It also established a Bureau of Internal Revenue.

“[W]hile the South ultimately obtained only 5 or 6 percent of its funds by actual taxation,” McPherson notes, “the northern government raised 21 percent in this manner.”

Borrowing

With federal government finances on something approaching a firm footing, lenders were more willing to lend to it. “Unlike the Confederacy, which relied on loans for less than two-fifths of its war finances,” McPherson notes, “the Union raised two thirds of its revenues by this means.”

Printing

The federal government’s relative success in financing the war by taxing and borrowing meant that it had less recourse to the printing press.

When the Legal Tender Act of 1862 proposed to issue $150 million of Treasury notes, opponents worried about a repeat of the inflation happening in the Confederacy. “The wit of man has never discovered a means by which paper currency can be kept at par value, except by its speedy, cheap, certain convertibility into gold and silver,” warned Ohio Congressman George Pendleton. If the bill passed, he argued, “prices will be inflated…incomes will depreciate; the savings of the poor will vanish; the hoardings of the widow will melt away; bonds, mortgages, and notes – everything of fixed value – will lose their value.”

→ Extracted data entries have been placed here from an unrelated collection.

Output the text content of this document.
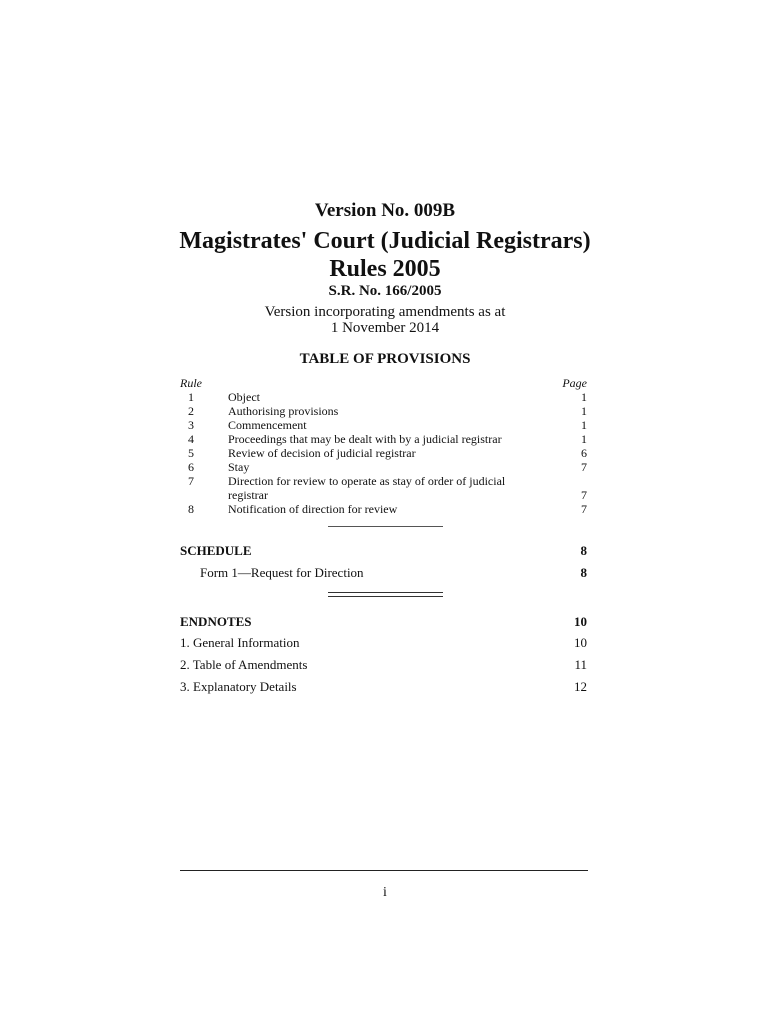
Version No. 009B
Magistrates' Court (Judicial Registrars)
Rules 2005
S.R. No. 166/2005
Version incorporating amendments as at
1 November 2014
TABLE OF PROVISIONS
Rule	Page
1	Object	1
2	Authorising provisions	1
3	Commencement	1
4	Proceedings that may be dealt with by a judicial registrar	1
5	Review of decision of judicial registrar	6
6	Stay	7
7	Direction for review to operate as stay of order of judicial
registrar	7
8	Notification of direction for review	7
SCHEDULE	8
Form 1—Request for Direction	8
ENDNOTES	10
1. General Information	10
2. Table of Amendments	11
3. Explanatory Details	12
i
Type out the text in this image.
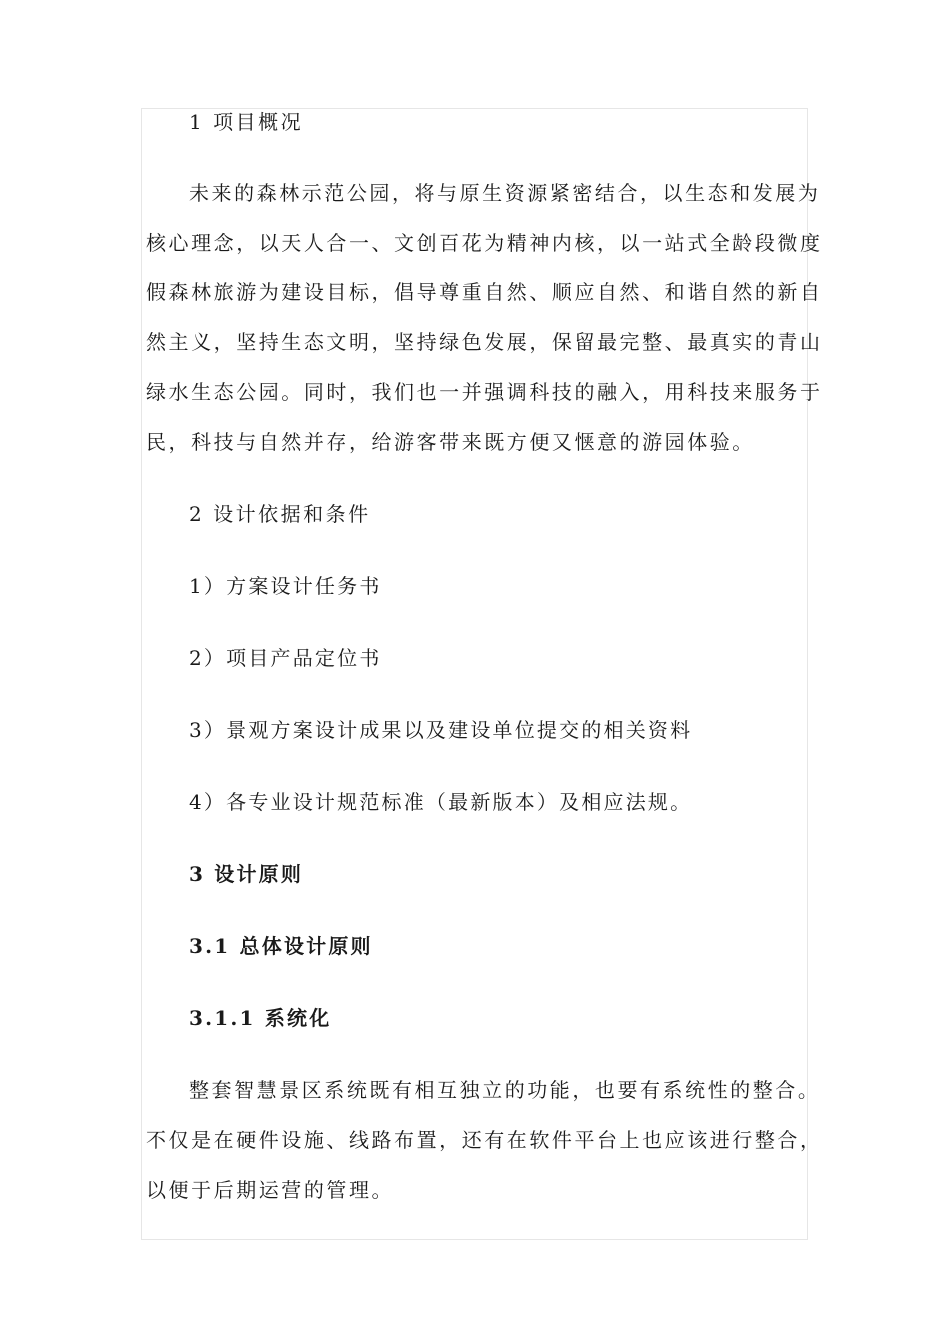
1 项目概况
未来的森林示范公园，将与原生资源紧密结合，以生态和发展为
核心理念，以天人合一、文创百花为精神内核，以一站式全龄段微度
假森林旅游为建设目标，倡导尊重自然、顺应自然、和谐自然的新自
然主义，坚持生态文明，坚持绿色发展，保留最完整、最真实的青山
绿水生态公园。同时，我们也一并强调科技的融入，用科技来服务于
民，科技与自然并存，给游客带来既方便又惬意的游园体验。
2 设计依据和条件
1）方案设计任务书
2）项目产品定位书
3）景观方案设计成果以及建设单位提交的相关资料
4）各专业设计规范标准（最新版本）及相应法规。
3 设计原则
3.1 总体设计原则
3.1.1 系统化
整套智慧景区系统既有相互独立的功能，也要有系统性的整合。
不仅是在硬件设施、线路布置，还有在软件平台上也应该进行整合，
以便于后期运营的管理。
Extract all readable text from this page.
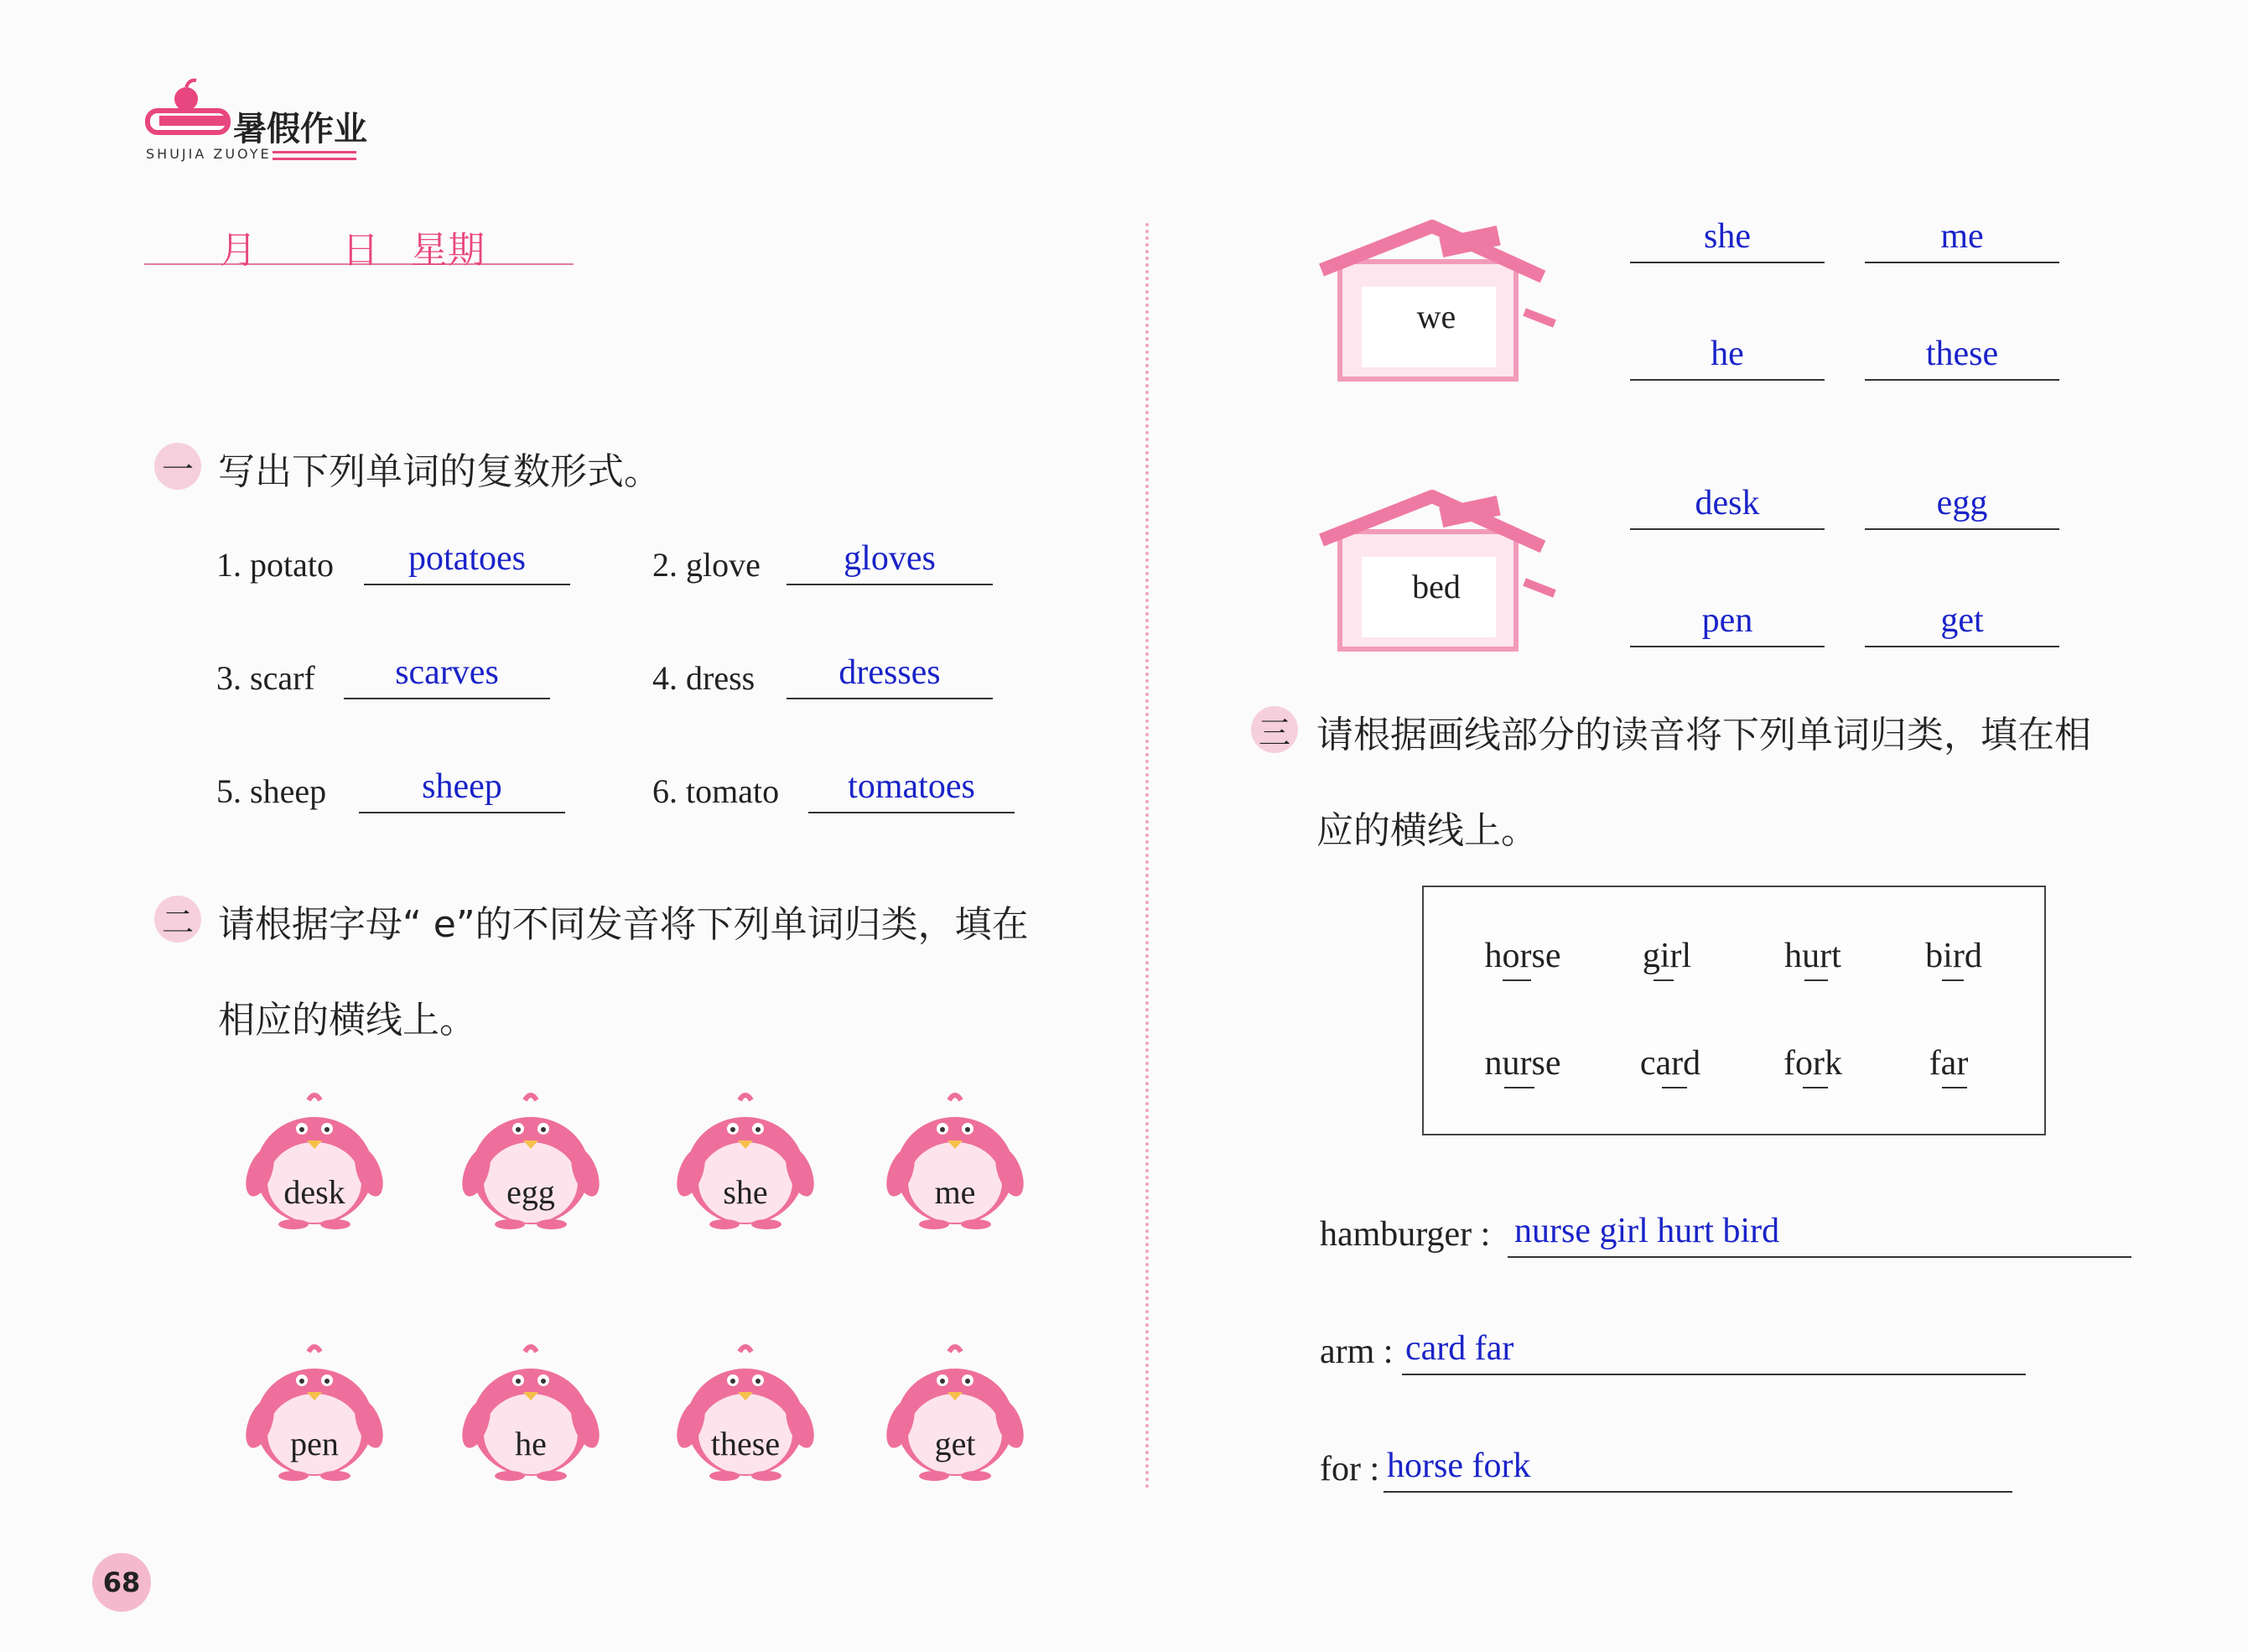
暑假作业
SHUJIA ZUOYE
月 日 星期
一 写出下列单词的复数形式。
1. potato	potatoes	2. glove	gloves
3. scarf	scarves	4. dress	dresses
5. sheep	sheep	6. tomato	tomatoes
二 请根据字母“ e”的不同发音将下列单词归类，填在
相应的横线上。
desk	egg	she	me
pen	he	these	get
we
bed
she	me
he	these
desk	egg
pen	get
三 请根据画线部分的读音将下列单词归类，填在相
应的横线上。
horse	girl	hurt	bird
nurse	card	fork	far
hamburger : nurse girl hurt bird
arm : card far
for : horse fork
68
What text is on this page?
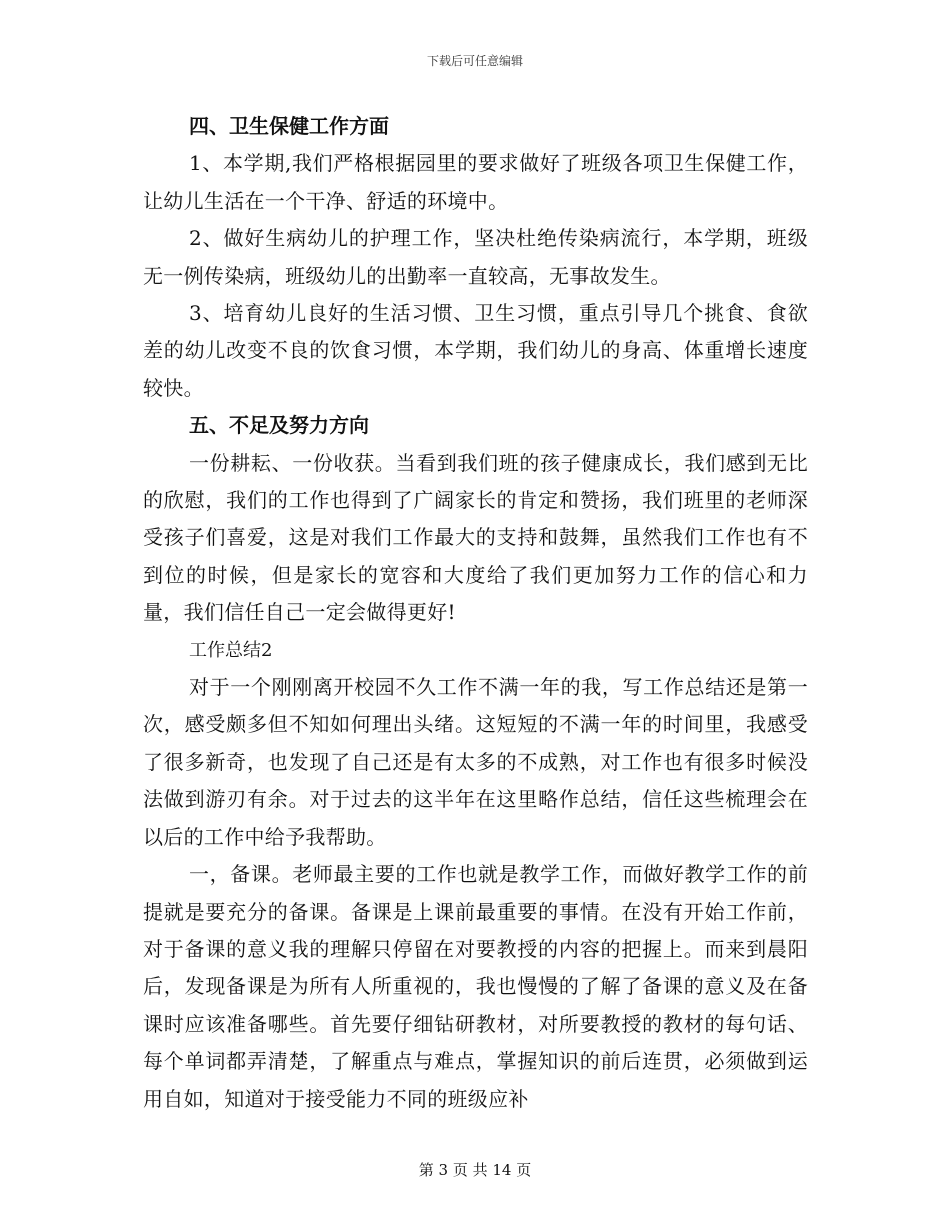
下载后可任意编辑

四、卫生保健工作方面

1、本学期,我们严格根据园里的要求做好了班级各项卫生保健工作，让幼儿生活在一个干净、舒适的环境中。

2、做好生病幼儿的护理工作，坚决杜绝传染病流行，本学期，班级无一例传染病，班级幼儿的出勤率一直较高，无事故发生。

3、培育幼儿良好的生活习惯、卫生习惯，重点引导几个挑食、食欲差的幼儿改变不良的饮食习惯，本学期，我们幼儿的身高、体重增长速度较快。

五、不足及努力方向

一份耕耘、一份收获。当看到我们班的孩子健康成长，我们感到无比的欣慰，我们的工作也得到了广阔家长的肯定和赞扬，我们班里的老师深受孩子们喜爱，这是对我们工作最大的支持和鼓舞，虽然我们工作也有不到位的时候，但是家长的宽容和大度给了我们更加努力工作的信心和力量，我们信任自己一定会做得更好!

工作总结2

对于一个刚刚离开校园不久工作不满一年的我，写工作总结还是第一次，感受颇多但不知如何理出头绪。这短短的不满一年的时间里，我感受了很多新奇，也发现了自己还是有太多的不成熟，对工作也有很多时候没法做到游刃有余。对于过去的这半年在这里略作总结，信任这些梳理会在以后的工作中给予我帮助。

一，备课。老师最主要的工作也就是教学工作，而做好教学工作的前提就是要充分的备课。备课是上课前最重要的事情。在没有开始工作前，对于备课的意义我的理解只停留在对要教授的内容的把握上。而来到晨阳后，发现备课是为所有人所重视的，我也慢慢的了解了备课的意义及在备课时应该准备哪些。首先要仔细钻研教材，对所要教授的教材的每句话、每个单词都弄清楚，了解重点与难点，掌握知识的前后连贯，必须做到运用自如，知道对于接受能力不同的班级应补

第 3 页 共 14 页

This did not happen, at least not to the extent that it did in the Confederacy. The Confederates did not make their notes legal tender, the federal government did, creating a transaction demand absent in the Confederacy. In addition, the increasing success of Union armies on the battlefield reinforced promises of redemption in specie whilst undermining them in the south. The issue of a further $150 million of “greenbacks” in July brought the total roughly into line with the total circulating in the Confederacy. “But,” McPherson notes:

…while the southern price index rose to 686 (February 1861 = 100) by the end of 1862, the northern index then stood at only 114. For the war as a whole the Union experienced inflation of only 80 percent (contrasted with 9,000 percent for the Confederacy), which compares favorably to the 84 percent of World War I (1917-1920) and 70 percent in World War II (1941-1949, including the postwar years after the lifting of wartime price controls).

Crisis and Leviathan

The Republicans were of the Hamiltonian tradition in American politics, which imagined a strong central government, and war presented their opportunity. “Under the emergency of war,” Roger Lowenstein writes,

“…Lincoln’s party formulated a new notion of what the federal government could do. They raised and spent unprecedented sums. They launched the country’s first truly national currency, pushing aside an inchoate system of thousands of disparate bills issued in the states. They created a national banking system and the first credible program for federal taxation. They inserted the government into railroads, education, agriculture, immigration, the sciences, financial regulation. The war government interposed a visible (and at times dubious) hand into industry by enacting a series of high protective tariffs…”

The Bureau of Internal Revenue, for example, “remained a permanent part of the federal government even though most of these taxes (including the income tax) expired several years after the end of the war,” McPherson writes: “The relationship of the American taxpayer to the government was never again the same.”